Une clarté qui n’est ni le jour ni la nuit éclaire un paysage gris; les toits sur lesquels la neige fond peu à peu s’égouttent avec un bruit mélancolique énervant; partout des nuages très bas s’accrochent aux flancs des montagnes.

Remplis d’un ardent optimisme, nous nous détournons d’un Est menaçant pour contempler à l’ Ouest — vue réconfortante — un ilot de ciel bleu. Mais il semble bien que le temps soit définitivement dans un état d’équilibre instable.

Est-il prudent de partir?

Le temps peut se relever et puis, s’il se met a pleuvoir, nous pourrons toujours revenir sur nos pas, la course ne présentant aucune difficulté. Partons donc, quitte à faire demi-tour à la première averse.

C’est avec ce raisonnement faux qu’encouragés par l’apparition de quelques lambeaux de ciel, nous avons pu, grâce à des trésors d’entrain et de bonne humeur, atteindre le but que nous nous étions proposé.

A mi-chemin entre Combe-Brémond et Paroir nous chaussons nos skis.

A Paroir, quittant le tracé tortueux du sentier, nous descendons dans la plaine qui fut un lac et la traversons.

Au Ga, pour éviter une gorge étroite et profonde, passage pouvant causer des ennuis, nous montons directement au-dessus des cabanes, puis nous coupons sur la gauche et, par une courte descente, reprenons aux Blavettes l’itinéraire habituel.

Là, nous déjeunons.

Quelques flocons de neige se mettent à tomber. Nous craignons un instant ne pouvoir aller plus loin.

Lorsque restaurés nous nous relevons, les choses vont mieux. Le ciel s’est déchiré, le bleu paraît immense..... en route!

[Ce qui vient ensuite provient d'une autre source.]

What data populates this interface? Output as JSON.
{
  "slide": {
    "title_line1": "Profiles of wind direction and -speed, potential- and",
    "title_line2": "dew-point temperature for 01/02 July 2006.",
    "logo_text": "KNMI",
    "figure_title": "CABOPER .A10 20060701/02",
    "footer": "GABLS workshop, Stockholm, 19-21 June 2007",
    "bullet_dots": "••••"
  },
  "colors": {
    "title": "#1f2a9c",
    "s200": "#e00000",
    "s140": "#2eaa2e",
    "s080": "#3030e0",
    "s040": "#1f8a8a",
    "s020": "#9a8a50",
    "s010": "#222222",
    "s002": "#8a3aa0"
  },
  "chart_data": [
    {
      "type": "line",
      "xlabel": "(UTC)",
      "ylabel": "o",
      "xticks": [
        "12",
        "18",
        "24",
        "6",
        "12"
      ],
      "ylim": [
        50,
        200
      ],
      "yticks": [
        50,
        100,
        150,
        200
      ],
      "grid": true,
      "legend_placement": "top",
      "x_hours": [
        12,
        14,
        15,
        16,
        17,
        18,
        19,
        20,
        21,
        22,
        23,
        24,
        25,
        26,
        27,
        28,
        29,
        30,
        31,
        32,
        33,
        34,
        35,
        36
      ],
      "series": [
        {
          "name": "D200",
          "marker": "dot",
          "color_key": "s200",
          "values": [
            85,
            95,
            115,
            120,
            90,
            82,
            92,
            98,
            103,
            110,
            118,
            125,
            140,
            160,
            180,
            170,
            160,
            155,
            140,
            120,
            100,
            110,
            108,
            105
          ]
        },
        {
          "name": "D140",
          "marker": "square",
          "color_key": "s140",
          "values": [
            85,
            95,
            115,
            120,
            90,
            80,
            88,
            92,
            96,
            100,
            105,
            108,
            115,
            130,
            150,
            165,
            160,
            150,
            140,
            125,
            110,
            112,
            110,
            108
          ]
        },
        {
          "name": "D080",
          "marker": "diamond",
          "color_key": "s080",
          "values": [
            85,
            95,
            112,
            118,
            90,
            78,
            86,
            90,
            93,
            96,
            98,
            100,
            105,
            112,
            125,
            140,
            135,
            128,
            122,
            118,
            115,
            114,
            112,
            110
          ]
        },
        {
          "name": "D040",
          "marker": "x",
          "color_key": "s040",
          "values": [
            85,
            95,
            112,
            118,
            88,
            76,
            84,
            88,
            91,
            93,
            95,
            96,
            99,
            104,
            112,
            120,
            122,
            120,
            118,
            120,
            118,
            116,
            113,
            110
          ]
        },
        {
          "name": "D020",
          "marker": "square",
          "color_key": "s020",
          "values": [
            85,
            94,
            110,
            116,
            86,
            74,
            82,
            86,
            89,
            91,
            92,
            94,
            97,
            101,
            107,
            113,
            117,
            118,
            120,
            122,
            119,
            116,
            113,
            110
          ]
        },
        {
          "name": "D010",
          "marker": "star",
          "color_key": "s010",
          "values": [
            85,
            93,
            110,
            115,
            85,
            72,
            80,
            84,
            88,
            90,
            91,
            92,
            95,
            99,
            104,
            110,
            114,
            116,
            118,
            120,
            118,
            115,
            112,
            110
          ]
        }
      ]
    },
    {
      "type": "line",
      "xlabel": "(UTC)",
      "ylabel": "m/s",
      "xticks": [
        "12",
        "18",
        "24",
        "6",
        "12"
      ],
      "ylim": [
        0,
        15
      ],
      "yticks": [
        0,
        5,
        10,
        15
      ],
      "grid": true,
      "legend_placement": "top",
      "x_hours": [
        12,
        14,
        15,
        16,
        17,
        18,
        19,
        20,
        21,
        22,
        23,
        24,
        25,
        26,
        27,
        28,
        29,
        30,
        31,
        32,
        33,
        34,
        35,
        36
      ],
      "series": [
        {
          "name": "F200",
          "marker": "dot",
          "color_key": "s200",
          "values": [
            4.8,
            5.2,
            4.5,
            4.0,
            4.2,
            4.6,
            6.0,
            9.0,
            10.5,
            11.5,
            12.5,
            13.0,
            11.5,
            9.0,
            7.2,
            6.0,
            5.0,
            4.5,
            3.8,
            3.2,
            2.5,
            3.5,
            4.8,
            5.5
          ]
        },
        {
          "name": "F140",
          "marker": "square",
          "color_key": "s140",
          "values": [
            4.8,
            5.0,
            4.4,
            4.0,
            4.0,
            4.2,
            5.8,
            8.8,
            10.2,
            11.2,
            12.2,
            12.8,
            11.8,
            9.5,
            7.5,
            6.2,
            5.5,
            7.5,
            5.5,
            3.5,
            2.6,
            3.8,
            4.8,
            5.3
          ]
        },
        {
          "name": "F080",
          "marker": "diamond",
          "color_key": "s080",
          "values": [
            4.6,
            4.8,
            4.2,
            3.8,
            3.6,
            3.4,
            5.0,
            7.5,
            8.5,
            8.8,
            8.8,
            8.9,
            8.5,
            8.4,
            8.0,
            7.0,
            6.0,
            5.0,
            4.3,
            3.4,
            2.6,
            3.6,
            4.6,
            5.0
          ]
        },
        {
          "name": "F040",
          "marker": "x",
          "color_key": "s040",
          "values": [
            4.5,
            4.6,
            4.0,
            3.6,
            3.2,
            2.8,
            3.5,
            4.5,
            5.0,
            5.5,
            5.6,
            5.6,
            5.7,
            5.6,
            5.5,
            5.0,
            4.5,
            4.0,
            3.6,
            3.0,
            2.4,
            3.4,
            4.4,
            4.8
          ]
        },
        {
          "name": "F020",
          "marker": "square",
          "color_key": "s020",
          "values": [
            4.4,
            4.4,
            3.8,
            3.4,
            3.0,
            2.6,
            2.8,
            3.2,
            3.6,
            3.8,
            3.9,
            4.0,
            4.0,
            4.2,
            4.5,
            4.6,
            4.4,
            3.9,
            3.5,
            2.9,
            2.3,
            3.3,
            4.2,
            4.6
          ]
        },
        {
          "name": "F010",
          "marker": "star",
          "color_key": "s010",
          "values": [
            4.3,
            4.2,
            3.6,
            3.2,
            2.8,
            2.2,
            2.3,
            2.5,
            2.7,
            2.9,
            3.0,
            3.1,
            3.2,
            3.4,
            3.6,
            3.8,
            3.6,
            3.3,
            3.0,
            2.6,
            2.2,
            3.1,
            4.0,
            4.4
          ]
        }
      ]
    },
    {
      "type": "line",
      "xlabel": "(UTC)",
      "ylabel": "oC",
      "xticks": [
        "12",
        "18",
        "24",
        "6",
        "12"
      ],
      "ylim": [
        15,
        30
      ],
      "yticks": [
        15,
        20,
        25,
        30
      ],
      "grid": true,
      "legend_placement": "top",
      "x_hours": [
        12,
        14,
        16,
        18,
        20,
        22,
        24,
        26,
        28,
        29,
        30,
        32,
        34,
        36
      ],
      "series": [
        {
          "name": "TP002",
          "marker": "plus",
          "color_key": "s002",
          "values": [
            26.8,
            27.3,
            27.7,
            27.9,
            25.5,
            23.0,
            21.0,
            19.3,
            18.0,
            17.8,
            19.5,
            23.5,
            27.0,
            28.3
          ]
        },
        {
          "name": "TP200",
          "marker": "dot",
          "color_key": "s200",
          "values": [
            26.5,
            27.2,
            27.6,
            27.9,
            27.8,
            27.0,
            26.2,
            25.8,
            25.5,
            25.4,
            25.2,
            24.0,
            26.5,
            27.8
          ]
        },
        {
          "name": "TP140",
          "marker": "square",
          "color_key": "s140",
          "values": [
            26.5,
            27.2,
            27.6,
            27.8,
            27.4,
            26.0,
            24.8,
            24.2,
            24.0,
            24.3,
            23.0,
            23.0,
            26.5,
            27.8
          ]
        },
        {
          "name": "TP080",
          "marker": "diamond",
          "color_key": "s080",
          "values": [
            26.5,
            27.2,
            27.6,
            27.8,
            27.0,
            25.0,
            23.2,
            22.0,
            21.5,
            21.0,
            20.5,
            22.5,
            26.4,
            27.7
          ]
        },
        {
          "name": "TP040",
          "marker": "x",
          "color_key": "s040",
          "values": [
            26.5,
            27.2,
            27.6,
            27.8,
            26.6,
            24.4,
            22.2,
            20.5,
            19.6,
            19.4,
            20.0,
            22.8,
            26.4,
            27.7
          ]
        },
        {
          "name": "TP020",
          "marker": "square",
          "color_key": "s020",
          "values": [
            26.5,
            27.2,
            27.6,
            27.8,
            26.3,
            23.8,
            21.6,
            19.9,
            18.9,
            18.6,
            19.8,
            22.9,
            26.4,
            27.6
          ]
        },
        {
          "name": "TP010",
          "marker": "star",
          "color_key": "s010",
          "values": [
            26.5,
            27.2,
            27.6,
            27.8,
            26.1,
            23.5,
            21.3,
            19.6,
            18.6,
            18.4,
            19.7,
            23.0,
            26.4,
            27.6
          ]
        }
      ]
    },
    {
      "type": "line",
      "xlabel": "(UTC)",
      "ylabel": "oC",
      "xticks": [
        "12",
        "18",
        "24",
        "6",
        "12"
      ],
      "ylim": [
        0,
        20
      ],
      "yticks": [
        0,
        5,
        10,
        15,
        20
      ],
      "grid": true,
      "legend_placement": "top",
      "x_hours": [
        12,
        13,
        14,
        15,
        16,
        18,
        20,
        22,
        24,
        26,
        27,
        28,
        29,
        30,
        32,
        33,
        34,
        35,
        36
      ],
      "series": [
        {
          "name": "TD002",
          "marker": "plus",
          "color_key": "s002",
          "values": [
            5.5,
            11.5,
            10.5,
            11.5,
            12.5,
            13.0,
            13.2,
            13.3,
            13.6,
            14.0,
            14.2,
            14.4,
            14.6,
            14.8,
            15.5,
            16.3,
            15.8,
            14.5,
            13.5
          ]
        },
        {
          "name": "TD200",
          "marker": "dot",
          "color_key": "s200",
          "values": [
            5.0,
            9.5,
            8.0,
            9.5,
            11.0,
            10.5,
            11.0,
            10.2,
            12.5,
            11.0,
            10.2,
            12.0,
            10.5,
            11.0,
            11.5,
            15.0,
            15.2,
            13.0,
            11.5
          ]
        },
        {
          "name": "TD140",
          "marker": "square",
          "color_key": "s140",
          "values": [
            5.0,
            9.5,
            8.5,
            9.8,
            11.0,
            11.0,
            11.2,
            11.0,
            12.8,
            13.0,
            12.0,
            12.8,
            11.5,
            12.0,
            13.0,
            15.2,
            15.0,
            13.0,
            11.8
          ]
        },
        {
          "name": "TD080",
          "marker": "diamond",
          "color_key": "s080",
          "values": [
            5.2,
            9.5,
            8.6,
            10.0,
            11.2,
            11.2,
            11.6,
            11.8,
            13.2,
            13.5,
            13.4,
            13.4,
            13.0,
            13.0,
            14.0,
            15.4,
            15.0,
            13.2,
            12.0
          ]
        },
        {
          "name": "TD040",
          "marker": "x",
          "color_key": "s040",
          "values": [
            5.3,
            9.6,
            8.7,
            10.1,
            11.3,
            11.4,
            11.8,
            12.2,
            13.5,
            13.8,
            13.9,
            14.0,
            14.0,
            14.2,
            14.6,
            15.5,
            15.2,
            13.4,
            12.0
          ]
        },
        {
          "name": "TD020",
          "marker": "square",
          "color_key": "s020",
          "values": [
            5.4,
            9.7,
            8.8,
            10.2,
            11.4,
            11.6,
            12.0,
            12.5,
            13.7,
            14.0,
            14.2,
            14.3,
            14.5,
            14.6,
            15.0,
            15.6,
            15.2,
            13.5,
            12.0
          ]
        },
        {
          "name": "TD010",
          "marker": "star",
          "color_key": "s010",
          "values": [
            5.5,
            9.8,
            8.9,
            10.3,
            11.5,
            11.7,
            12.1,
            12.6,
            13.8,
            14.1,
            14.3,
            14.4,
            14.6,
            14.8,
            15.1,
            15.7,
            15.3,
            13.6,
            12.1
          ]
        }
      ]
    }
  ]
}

Cette accalmie d’ailleurs ne dura pas. Jusqu’au dernier moment, notre succès fut incertain. Animé par un vent d’enfer, le brouillard disputait la place au soleil tandis que le col, visible de très loin, semblait reculer sans cesse et que la neige, de plus en plus collante, happait nos skis.

Enfin nous y sommes!

Mais nous n’y arrivons que pour voir disparaître dans les nuages le majestueux Viso.

Nous installons notre camp.

Etendu sur une toile de tente, emmailloté comme un esquimau, Deschamps m’a bien fait rire.

Cette impression étant réciproque nous avons dîné gaîment.

Cependant le soleil est définitivement battu, le brouillard nous enveloppe, le froid nous chasse, c’est la retraite précipitée.

La descente fut une véritable fuite dans le vent qui nous fouettait la figure et sous la neige qui nous couvrait d’une armure de glace. Nous nous suivions de près et pourtant, telle était l’épaisseur du brouillard, par moment je perdais de vue mon compagnon. Je suis convaincu qu’il nous aurait été impossible de rentrer à Maurin, sans nos traces.

Aux Blavettes, toujours sous la neige, nous attaquons la pente qui nous conduira au-dessus du Ga. Lorsque nous arrivons à son sommet une faible lueur perce la brume et, tout à coup, nous assistons au changement de temps le plus brusque qu’il soit possible de concevoir. En quelques secondes le ciel est déblayé et le soleil éclaire un paysage radieux. Toutes les cimes sont là étincelantes, seules quelques vapeurs qui s’attardent roulent au fond de la vallée.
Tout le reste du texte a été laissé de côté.